We must reiterate the point that there is a lack of research on ergogenic aids in young athletes. That means their effect and safety of use are not well known.
On a more concerning note ergogenic aids can be contaminated with harmful, prohibited and/or illegal substances such as steroids, stimulants and other drugs. This can be a deliberate act by manufacturers to enhance their product, or an accident through cross-contamination during production. How does this happen, you may ask? Unfortunately, supplements are not subjected to any pre-market testing. Only once a supplement has shown to cause harm is it investigated. This comes too late for those who have had an adverse reaction and, in some cases, died.
Ergogenic aids have been linked to numerous health problems from dehydration, headaches and anxiety to heart problems, organ damage, seizures, even death. Fat burners, mass gainers and pre-workout supplements are the ones to be most cautious of. For example, mass gainers can be spiked with anabolic steroids which can stunt growth and disrupt reproductive development in young athletes.
What are the risks to my sporting career?

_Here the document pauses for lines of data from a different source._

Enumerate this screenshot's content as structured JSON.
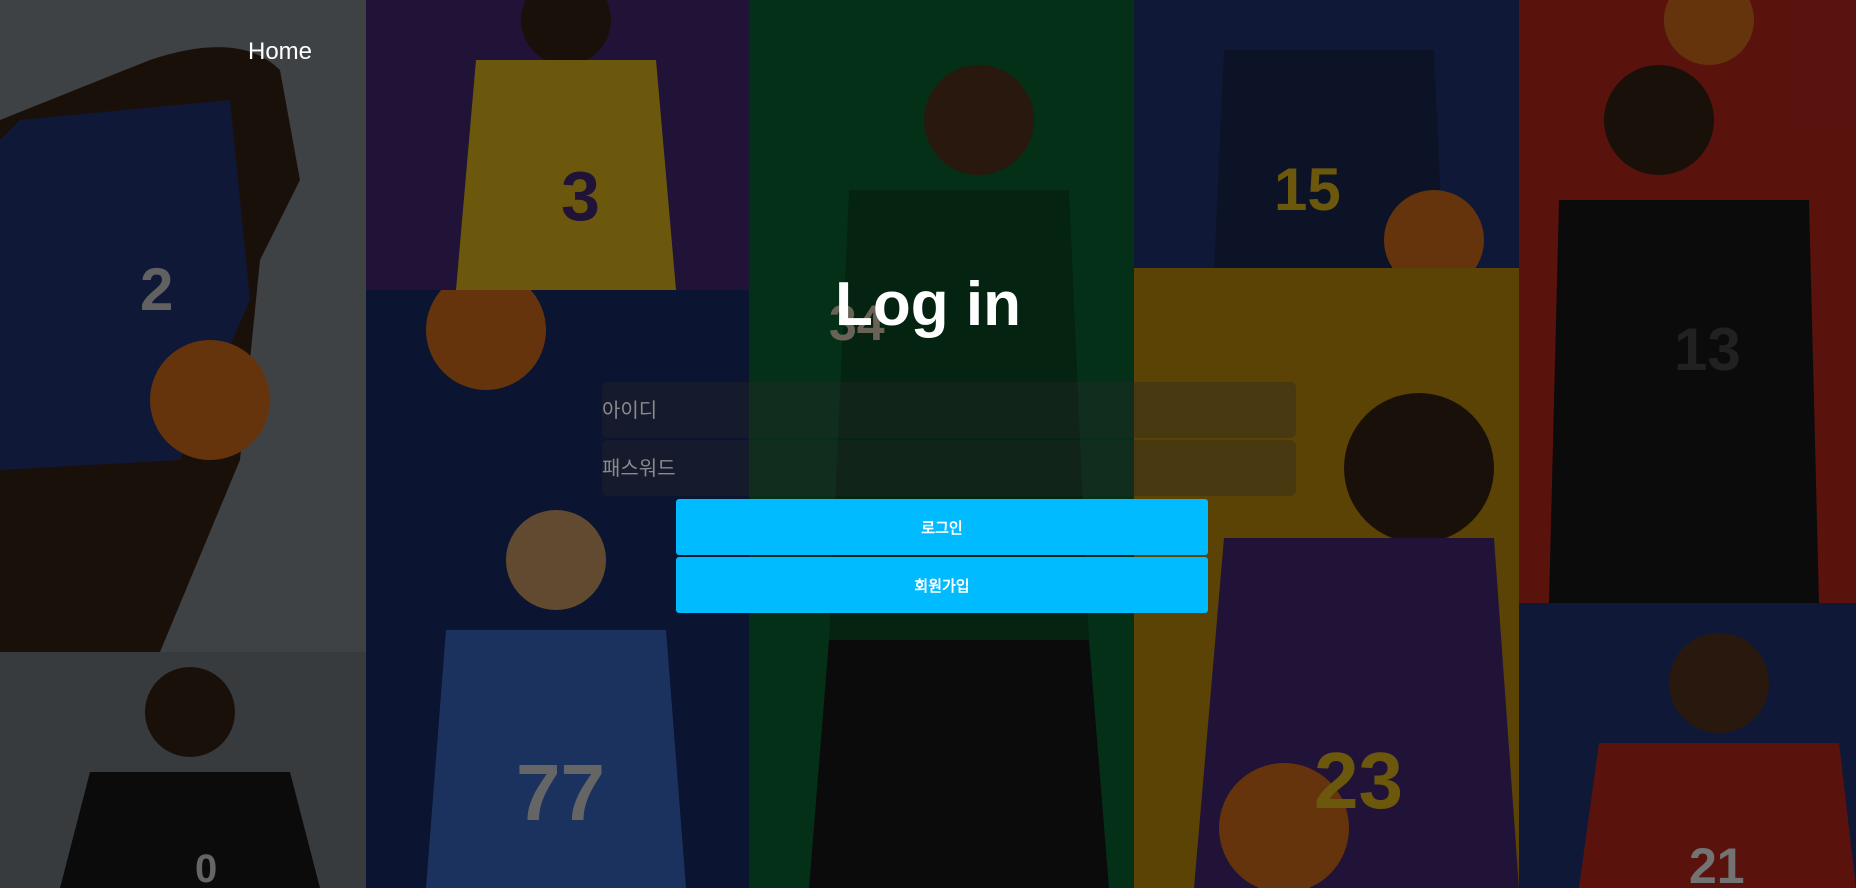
{
  "nav": {
    "home_label": "Home"
  },
  "login": {
    "title": "Log in",
    "id_placeholder": "아이디",
    "password_placeholder": "패스워드",
    "login_button": "로그인",
    "signup_button": "회원가입"
  },
  "jerseys": {
    "p1": "2",
    "p2": "3",
    "p3": "34",
    "p4": "15",
    "p5": "13",
    "p6": "0",
    "p7": "77",
    "p8": "23",
    "p9": "21"
  },
  "colors": {
    "accent": "#00bbff",
    "panel_gray": "#8c9299",
    "panel_purple": "#4a2a7a",
    "panel_green": "#0a6b35",
    "panel_navy": "#1e3370",
    "panel_red": "#c8281e",
    "panel_yellow": "#c9960e"
  }
}
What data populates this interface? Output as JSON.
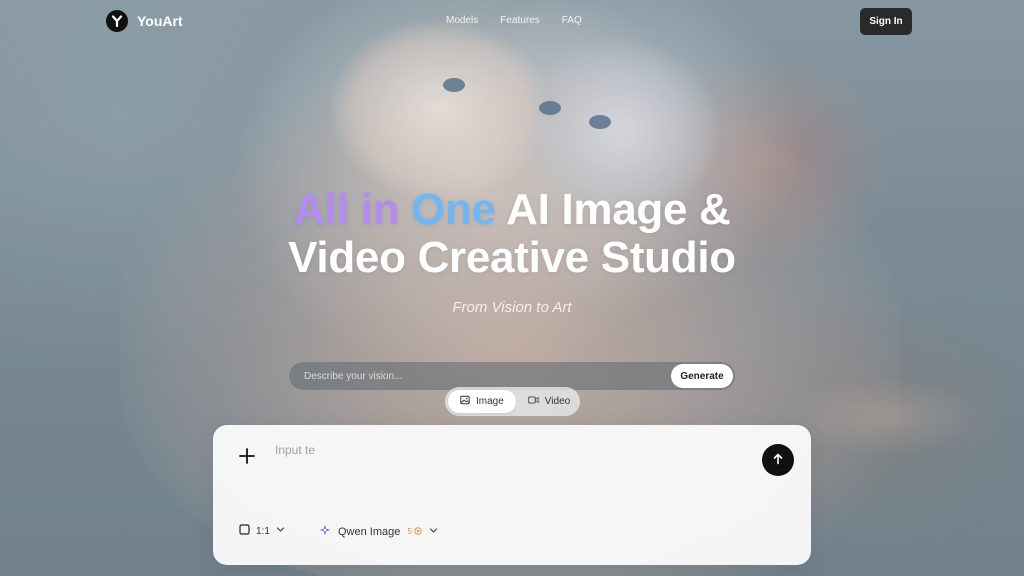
{
  "header": {
    "brand": "YouArt",
    "nav": [
      "Models",
      "Features",
      "FAQ"
    ],
    "sign_in": "Sign In"
  },
  "hero": {
    "title_part1": "All in",
    "title_part2": "One",
    "title_part3": "AI Image &",
    "title_line2": "Video Creative Studio",
    "subtitle": "From Vision to Art"
  },
  "prompt_bar": {
    "placeholder": "Describe your vision...",
    "generate_label": "Generate"
  },
  "mode_toggle": {
    "image_label": "Image",
    "video_label": "Video",
    "selected": "Image"
  },
  "card": {
    "input_placeholder": "Input te",
    "ratio": "1:1",
    "model": "Qwen Image",
    "credits": "5"
  },
  "colors": {
    "accent_purple": "#b48cf0",
    "accent_blue": "#6fb6f2",
    "button_dark": "#2a2a2a",
    "credit_orange": "#e09545"
  },
  "icons": {
    "logo": "y-logo-icon",
    "image_mode": "image-icon",
    "video_mode": "video-camera-icon",
    "add": "plus-icon",
    "send": "arrow-up-icon",
    "ratio": "square-icon",
    "model": "model-sparkle-icon",
    "credits": "coin-icon",
    "dropdown": "chevron-down-icon"
  }
}
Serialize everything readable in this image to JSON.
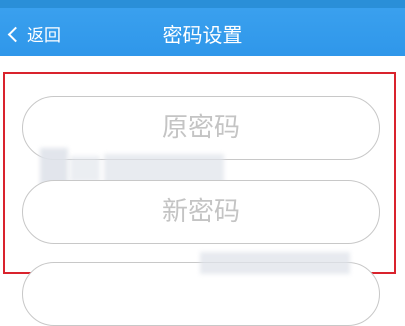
{
  "header": {
    "back_label": "返回",
    "title": "密码设置"
  },
  "form": {
    "old_password_placeholder": "原密码",
    "new_password_placeholder": "新密码",
    "confirm_password_placeholder": ""
  },
  "colors": {
    "header_bg": "#3aa0ee",
    "highlight_border": "#d9232d",
    "field_border": "#c8c8c8"
  },
  "icons": {
    "back": "chevron-left-icon"
  }
}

Did you know that taking a supplement could spell the end of your sporting career? Supplements are one of the leading causes of failed anti-doping tests among athletes. Doping is the use of or intention to use performance-enhancing substances or methods that have been banned by the World Anti-Doping Agency (WADA). An anti-doping violation can see you banned from your sport for years, even a lifetime for more serious violations. Any time away from your sport during the developmental years is going to halt your performance progression. Anti-doping violations are also made public and often snapped up by media channels. A tarnished reputation is hard to come back from.
Supplements are one of the leading causes of failed anti-doping tests among athletes.
The only way to completely eliminate the risks and protect your health, performance and future sporting career is to not take supplements at all. There is this common misconception that all athletes need supplements. That kudos belongs to the marketers at these supplement companies. However, even as an elite athlete you don’t need to take supplements to succeed. In fact, there is a growing “food first” movement among some world-class athletes who are choosing to compete “clean”. If you are going to take take supplements then at least make sure you do so safely. There are ways to minimise the risks, which will be covered in another article. Remember, it is about making informed decisions based on what is best for your own health, performance and sporting career.